Last week saw a major plagiarism controversy with Melania Trump copying significant portions of Michelle Obama’s DNC speech almost word for word. Significant portions were lifted, and later Melania’s “Speechwriter” claimed that there had been an accident and they had in fact been copied. Now Donald Trump Jr. is claiming that Barack Obama plagiarized his speech, and he’s wondering where the controversy is.
— POLITICO (@politico) July 28, 2016
Via NBCNews: Trump Jr. is correct that both he and Obama both used the single phrase in their speeches to their respective party conventions. But it’s also a line Obama, along with other past presidents, has used frequently in the past. And other than the brief sentiment about the version of America known to both men, the context of the statements are very different.

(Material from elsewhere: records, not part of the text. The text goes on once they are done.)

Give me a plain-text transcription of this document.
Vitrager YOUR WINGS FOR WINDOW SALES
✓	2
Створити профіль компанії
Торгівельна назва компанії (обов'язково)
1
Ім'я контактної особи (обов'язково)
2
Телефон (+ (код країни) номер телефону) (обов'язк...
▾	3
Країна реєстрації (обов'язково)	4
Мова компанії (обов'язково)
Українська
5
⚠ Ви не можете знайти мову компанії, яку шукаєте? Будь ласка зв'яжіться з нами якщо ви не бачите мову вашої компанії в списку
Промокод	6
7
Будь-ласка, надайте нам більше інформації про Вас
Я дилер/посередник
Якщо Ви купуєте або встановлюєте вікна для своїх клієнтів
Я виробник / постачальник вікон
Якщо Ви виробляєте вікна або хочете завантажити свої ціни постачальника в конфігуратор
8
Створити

Donald Trump Jr At The RNC: There’s so much work to do. We will not accept the current state of our country because it’s too hard to change. That’s not the America I know. We’re going to unleash the creative spirit and energy of all Americans. We’re going to make our schools the best in the world for every single American of every single ethnicity and background.
President Barack Obama At The DNC: What we heard in Cleveland last week wasn’t particularly Republican and it sure wasn’t conservative. What we heard was a deeply pessimistic vision of a country where we turn against each other and turn away from the rest of the world. There were no serious solutions to pressing problems, just the fanning of resentment and blame and anger and hate. And that is not the America I know. The America I know is full of courage, and optimism, and ingenuity. The America I know is decent and generous.
The problem is that Obama uses the phrase constantly.
Obama 2010: “Instead of setting our sights higher, they’re asking us to settle for a status quo of stagnant growth and eroding competitiveness and a shrinking middle class. Cleveland, that is not the America I know. That is not the America we believe in.”
Obama 2012: “I want this to be a big, bold, generous country where everybody gets a fair shot, everybody is doing their fair share, everybody is playing by the same set of rules. That’s the America I know.”
Don’t expect facts and reason to get in the way of a fake controversy for the Conservatives.